Thursday, March 30, 2017

This is the new Gambia they say where every Gambian able or differently-able contributed in one way or the other to effect the change of government.

 Now that there is change and a new government in place, the coalition Government headed by President Adama Barrow seems to forget about the differently-able people, especially the women who are mostly prone to attack whilst seeking for survival.

Mr President, the differently-able women vote, clap, sing and dance for you. They probably tour the entire country with you, and yet they don’t have a taste of your government.

There is no political party in The Gambia that can say that among his or her supporters there are no differently-able women that have what it takes to be selected as a flag-bearer or to contest elections in the name of the party.

Since the politics started from the presidential election to the parliamentary elections, there has never been a time where a particular political party selected a differently-able woman to represent his or her party to contest elections.

What is the driving force behind that? Why are they not included in politics? Do they refuse to participate? Do the political parties discriminate them?

In the last 22 years of Jammeh’s rule, the National Assembly has been dominated by able people, when as a country we have differently-able women who are human beings and are citizens of this country, and who have the right to vote and be voted for.

Yes, they are involved during the campaigns and political parties do everything within their power to convince them to vote for them; and yet they neglect them when it comes to giving away positions.

They are discriminated, marginalized, neglected and we as a society reduce them to beggars and watch them drown in poverty.

Where is our honour? What happened to preserving the dignity and equality for all irrespective of being able or differently-able? 

Mr President, it is rather unfortunate that in your entire inaugural speech these very important people and citizens of this great nation were not mentioned; and plans were not outlined on how you and your government will champion the issues that they are faced with in their struggle to survive all the negativity they are faced with.

Mr President, allow me to bring to your attention that as human beings, the differently-able women have rights that need to be respected and fulfilled by your government.

But it is rather unfortunate that in all the cabinet appointments you made since you assumed office does not include the differently-able women.

Is it because we don’t have differently-able women and men that can handle those positions?
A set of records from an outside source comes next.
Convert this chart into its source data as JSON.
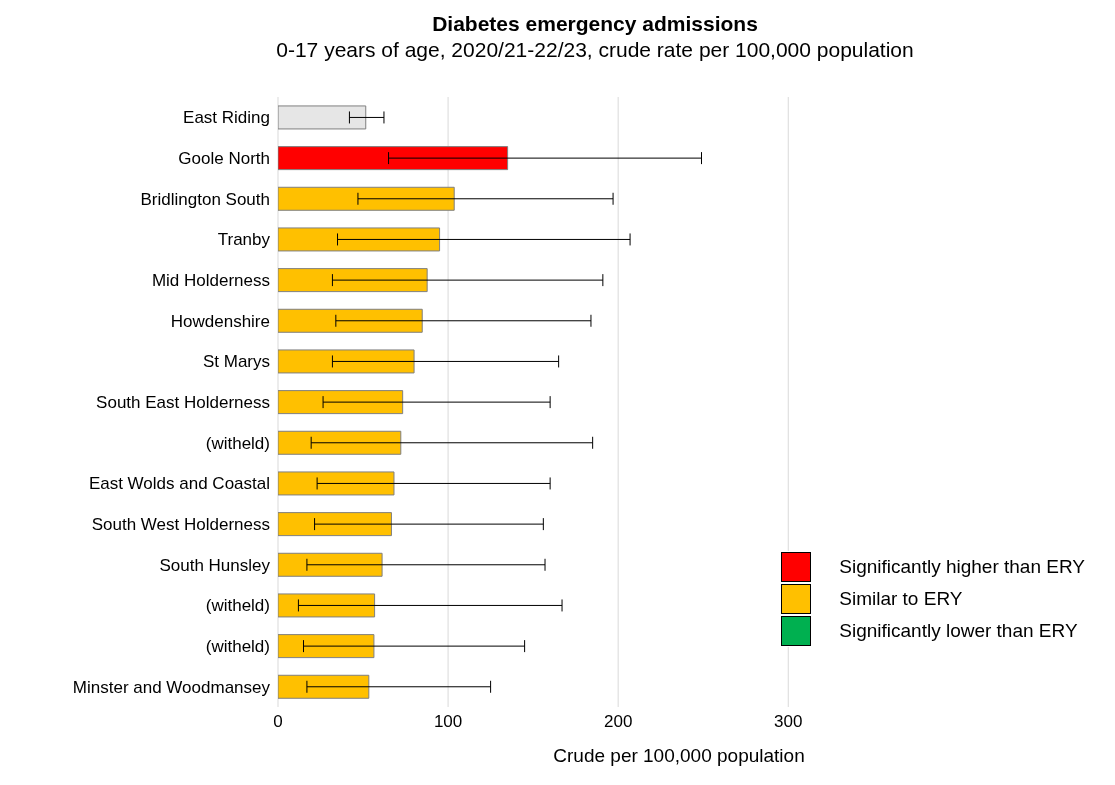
{
  "chart_data": {
    "type": "bar",
    "orientation": "horizontal",
    "stacked": true,
    "title": "Diabetes emergency admissions",
    "subtitle": "0-17 years of age, 2020/21-22/23, crude rate per 100,000 population",
    "xlabel": "Crude per 100,000 population",
    "categories": [
      "East Riding",
      "Goole North",
      "Bridlington South",
      "Tranby",
      "Mid Holderness",
      "Howdenshire",
      "St Marys",
      "South East Holderness",
      "(witheld)",
      "East Wolds and Coastal",
      "South West Holderness",
      "South Hunsley",
      "(witheld)",
      "(witheld)",
      "Minster and Woodmansey"
    ],
    "series": [
      {
        "color": "#e6e6e6",
        "values": [
          51.6,
          null,
          null,
          null,
          null,
          null,
          null,
          null,
          null,
          null,
          null,
          null,
          null,
          null,
          null
        ],
        "errors": [
          [
            42,
            62.3
          ],
          null,
          null,
          null,
          null,
          null,
          null,
          null,
          null,
          null,
          null,
          null,
          null,
          null,
          null
        ]
      },
      {
        "name": "Significantly higher than ERY",
        "color": "#ff0000",
        "values": [
          null,
          135,
          null,
          null,
          null,
          null,
          null,
          null,
          null,
          null,
          null,
          null,
          null,
          null,
          null
        ],
        "errors": [
          null,
          [
            65,
            249
          ],
          null,
          null,
          null,
          null,
          null,
          null,
          null,
          null,
          null,
          null,
          null,
          null,
          null
        ]
      },
      {
        "name": "Similar to ERY",
        "color": "#ffc000",
        "values": [
          null,
          null,
          103.6,
          95,
          87.7,
          84.8,
          80,
          73.3,
          72.2,
          68.2,
          66.7,
          61.2,
          56.8,
          56.4,
          53.4
        ],
        "errors": [
          null,
          null,
          [
            47,
            197
          ],
          [
            35,
            207
          ],
          [
            32,
            191
          ],
          [
            34,
            184
          ],
          [
            32,
            165
          ],
          [
            26.5,
            160
          ],
          [
            19.5,
            185
          ],
          [
            23,
            160
          ],
          [
            21.5,
            156
          ],
          [
            17,
            157
          ],
          [
            12,
            167
          ],
          [
            15,
            145
          ],
          [
            17,
            125
          ]
        ]
      },
      {
        "name": "Significantly lower than ERY",
        "color": "#00b050",
        "values": [
          null,
          null,
          null,
          null,
          null,
          null,
          null,
          null,
          null,
          null,
          null,
          null,
          null,
          null,
          null
        ]
      }
    ],
    "xlim": [
      0,
      300
    ],
    "xticks": [
      0,
      100,
      200,
      300
    ],
    "grid": "x",
    "legend": "bottom right"
  }
}
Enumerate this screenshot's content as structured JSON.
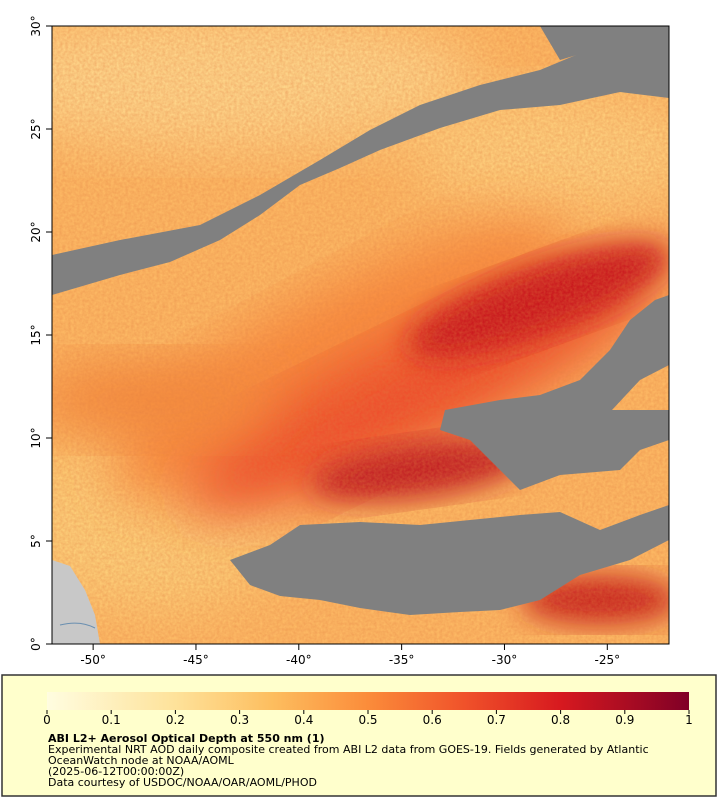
{
  "map": {
    "xlim": [
      -52,
      -22
    ],
    "ylim": [
      0,
      30
    ],
    "xticks": [
      {
        "value": -50,
        "label": "-50°"
      },
      {
        "value": -45,
        "label": "-45°"
      },
      {
        "value": -40,
        "label": "-40°"
      },
      {
        "value": -35,
        "label": "-35°"
      },
      {
        "value": -30,
        "label": "-30°"
      },
      {
        "value": -25,
        "label": "-25°"
      }
    ],
    "yticks": [
      {
        "value": 0,
        "label": "0°"
      },
      {
        "value": 5,
        "label": "5°"
      },
      {
        "value": 10,
        "label": "10°"
      },
      {
        "value": 15,
        "label": "15°"
      },
      {
        "value": 20,
        "label": "20°"
      },
      {
        "value": 25,
        "label": "25°"
      },
      {
        "value": 30,
        "label": "30°"
      }
    ]
  },
  "colorbar": {
    "lim": [
      0,
      1
    ],
    "ticks": [
      0,
      0.1,
      0.2,
      0.3,
      0.4,
      0.5,
      0.6,
      0.7,
      0.8,
      0.9,
      1
    ]
  },
  "caption": {
    "title": "ABI L2+ Aerosol Optical Depth at 550 nm (1)",
    "lines": [
      "Experimental NRT AOD daily composite created from ABI L2 data from GOES-19. Fields generated by Atlantic",
      "OceanWatch node at NOAA/AOML",
      "(2025-06-12T00:00:00Z)",
      "Data courtesy of USDOC/NOAA/OAR/AOML/PHOD"
    ]
  }
}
Is it a form of segregation? Do they matter to you at all? Maybe you have an important reason that I have not seen or missed when I’m writing this to you. But Mr. President, the fact remains that they are citizens of this country who fall under your responsibility.
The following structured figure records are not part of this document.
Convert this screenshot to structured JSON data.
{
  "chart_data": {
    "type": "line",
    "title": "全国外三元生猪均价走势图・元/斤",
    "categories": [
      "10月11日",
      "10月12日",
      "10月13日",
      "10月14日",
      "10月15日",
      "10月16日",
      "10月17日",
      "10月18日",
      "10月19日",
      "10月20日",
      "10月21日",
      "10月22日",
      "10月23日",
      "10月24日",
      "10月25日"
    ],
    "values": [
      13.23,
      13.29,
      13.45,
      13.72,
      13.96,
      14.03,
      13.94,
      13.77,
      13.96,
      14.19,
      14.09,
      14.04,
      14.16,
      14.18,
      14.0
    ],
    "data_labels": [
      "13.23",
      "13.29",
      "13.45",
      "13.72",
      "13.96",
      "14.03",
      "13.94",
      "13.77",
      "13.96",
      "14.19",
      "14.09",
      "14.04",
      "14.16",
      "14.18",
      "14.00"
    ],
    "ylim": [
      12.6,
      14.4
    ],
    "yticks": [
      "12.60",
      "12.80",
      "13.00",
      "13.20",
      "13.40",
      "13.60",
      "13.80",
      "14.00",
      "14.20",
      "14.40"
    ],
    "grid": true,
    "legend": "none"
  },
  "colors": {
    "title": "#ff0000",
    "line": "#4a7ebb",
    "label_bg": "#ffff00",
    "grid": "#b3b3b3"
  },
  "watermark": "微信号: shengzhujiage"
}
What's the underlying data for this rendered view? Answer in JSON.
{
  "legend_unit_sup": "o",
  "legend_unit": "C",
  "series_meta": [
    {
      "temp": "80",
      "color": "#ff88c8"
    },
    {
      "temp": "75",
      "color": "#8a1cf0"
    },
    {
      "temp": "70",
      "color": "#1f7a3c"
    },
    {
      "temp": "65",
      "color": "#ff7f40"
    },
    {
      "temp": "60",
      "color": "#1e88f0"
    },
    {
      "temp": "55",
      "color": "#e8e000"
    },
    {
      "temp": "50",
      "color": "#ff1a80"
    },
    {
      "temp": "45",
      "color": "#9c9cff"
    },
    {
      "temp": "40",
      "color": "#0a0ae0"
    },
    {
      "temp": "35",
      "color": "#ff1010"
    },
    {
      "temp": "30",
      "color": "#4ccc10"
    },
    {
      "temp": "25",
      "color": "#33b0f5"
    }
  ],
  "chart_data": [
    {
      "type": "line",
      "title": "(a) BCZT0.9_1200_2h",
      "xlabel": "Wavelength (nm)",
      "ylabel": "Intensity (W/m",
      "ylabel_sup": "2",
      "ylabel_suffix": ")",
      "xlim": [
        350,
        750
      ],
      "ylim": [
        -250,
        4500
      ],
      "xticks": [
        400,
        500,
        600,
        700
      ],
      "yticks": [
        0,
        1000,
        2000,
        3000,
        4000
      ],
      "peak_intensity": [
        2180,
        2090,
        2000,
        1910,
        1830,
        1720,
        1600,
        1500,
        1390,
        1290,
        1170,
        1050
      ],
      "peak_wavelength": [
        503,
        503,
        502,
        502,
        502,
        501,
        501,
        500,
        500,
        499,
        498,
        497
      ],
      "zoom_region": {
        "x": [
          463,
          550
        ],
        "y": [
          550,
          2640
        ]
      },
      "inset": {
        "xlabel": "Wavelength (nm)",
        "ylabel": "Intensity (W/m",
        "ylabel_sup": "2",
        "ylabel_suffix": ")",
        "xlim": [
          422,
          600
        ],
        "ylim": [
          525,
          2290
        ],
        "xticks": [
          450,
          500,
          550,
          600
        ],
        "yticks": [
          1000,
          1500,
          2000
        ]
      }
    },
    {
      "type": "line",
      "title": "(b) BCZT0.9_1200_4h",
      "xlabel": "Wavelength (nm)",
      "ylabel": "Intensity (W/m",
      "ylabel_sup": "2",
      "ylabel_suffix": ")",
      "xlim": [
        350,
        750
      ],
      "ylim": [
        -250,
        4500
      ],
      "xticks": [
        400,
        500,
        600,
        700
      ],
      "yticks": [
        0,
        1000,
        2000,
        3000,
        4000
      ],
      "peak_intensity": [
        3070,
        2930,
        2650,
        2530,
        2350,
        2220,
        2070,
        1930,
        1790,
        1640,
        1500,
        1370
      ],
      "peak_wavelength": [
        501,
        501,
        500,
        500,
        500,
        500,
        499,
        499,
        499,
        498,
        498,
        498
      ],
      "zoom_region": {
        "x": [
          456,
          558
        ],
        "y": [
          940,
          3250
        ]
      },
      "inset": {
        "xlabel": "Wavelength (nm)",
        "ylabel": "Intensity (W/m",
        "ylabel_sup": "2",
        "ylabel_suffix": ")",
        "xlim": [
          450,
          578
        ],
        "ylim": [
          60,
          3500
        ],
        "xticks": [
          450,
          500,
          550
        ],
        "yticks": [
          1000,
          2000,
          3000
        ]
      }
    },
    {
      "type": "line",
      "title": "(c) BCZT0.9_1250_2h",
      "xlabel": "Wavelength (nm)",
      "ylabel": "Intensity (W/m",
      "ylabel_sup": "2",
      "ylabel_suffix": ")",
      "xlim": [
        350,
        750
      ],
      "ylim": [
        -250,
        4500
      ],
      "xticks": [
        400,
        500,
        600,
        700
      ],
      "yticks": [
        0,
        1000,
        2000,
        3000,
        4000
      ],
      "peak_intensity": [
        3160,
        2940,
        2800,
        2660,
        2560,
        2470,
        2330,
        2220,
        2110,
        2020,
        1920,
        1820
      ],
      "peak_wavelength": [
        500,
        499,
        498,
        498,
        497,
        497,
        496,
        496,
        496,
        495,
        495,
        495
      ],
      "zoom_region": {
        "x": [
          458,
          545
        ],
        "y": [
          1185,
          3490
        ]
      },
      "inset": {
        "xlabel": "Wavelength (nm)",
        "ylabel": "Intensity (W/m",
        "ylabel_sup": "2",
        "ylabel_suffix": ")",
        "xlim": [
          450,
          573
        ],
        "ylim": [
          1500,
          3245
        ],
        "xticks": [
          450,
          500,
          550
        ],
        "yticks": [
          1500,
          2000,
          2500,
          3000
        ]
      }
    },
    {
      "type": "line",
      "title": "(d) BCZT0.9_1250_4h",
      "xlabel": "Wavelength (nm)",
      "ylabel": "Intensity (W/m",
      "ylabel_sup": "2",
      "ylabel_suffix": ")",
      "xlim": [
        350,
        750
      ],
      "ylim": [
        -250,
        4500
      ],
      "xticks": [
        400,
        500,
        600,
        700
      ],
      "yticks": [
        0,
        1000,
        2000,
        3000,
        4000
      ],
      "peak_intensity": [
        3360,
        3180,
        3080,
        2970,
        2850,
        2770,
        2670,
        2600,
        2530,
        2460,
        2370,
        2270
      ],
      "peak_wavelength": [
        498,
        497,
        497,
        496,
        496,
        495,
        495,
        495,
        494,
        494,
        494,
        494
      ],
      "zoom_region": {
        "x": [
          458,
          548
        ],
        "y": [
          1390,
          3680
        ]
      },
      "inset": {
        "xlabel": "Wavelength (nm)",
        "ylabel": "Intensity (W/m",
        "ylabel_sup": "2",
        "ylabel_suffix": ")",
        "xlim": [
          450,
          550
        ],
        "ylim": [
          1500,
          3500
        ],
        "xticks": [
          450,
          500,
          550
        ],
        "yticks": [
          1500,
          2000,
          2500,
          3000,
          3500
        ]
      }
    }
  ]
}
Mr President, as the chief servant of all Gambians, you have the responsibility to look after these people, protect them and include them in your development agenda because, if for nothing, they are human beings and citizens of this great country.

Yes, they are differently-able, but like the saying goes, disability is not inability. They may be differently-able, but that does not mean they cannot be functional.

Their natural features maybe missing, but that does not make them redundant. They struggle like the able people and educate themselves to a satisfactory level, so they should be given that opportunity to utilize the knowledge gained.

We do not have the right to discriminate, segregate, neglect and to think that the only thing they should be doing is to sit at a busy street corner with their cups begging.

They are not born to be beggars, neither were some of them even born that way, but life is a crazy ride and nothing is guaranteed. So why should we not include them in national development.

During the nomination, it was rather unfortunate that there was no differently-able woman that was being nominated by a political party, or even selected by people or the community to represent them as an independent candidate.

 And so far, all the candidates during their rallies or interviews hardly talk about pushing laws or bills that will favour the differently-able people. Unfortunately, this is The Gambia we are building.

Mr President, since the nominations were done and the elections are near, there is nothing one can do to make sure that differently-able people contest it.

But as the chief servant of the Gambian people, you have the powers to nominate 5 people in the parliament. So we are appealing to you to please consider nominating differently-able women in the parliament, so that they can also represent the differently-able society.

They are the very ones who know what they want and feel the pain of what they are going through. Don’t just stop at there, you can also appoint them as directors, permanent secretaries, governors, mayors, local government authorities and other vital positions so that our decisions can reflect them and what they represent.

Chief Servant, and the Gambian people should know that the woman sitting at the street corner begging should not be there as a differently-able woman, if the society and the Gambians change their attitudes toward them.

The woman on the wheel-chair begging and trying to survive should not be neglected, but cared and catered for, so that she will not be exposed to violence, harassment, torture and even death. They are one of us, and we have to accept them as one of us.

As people and society, we have to learn to be tolerant of the way each and every one of us is created. We have to be there for each other and promote equality for all, so that we can be a perfect example to the young ones and the unborn generations.

Mr President, we hope you and your government will put up measures that will help get the differently-able women off the streets and give them a dignified life. We are not asking the government to give them charity, but to make them be part of those who will be giving instead of receiving.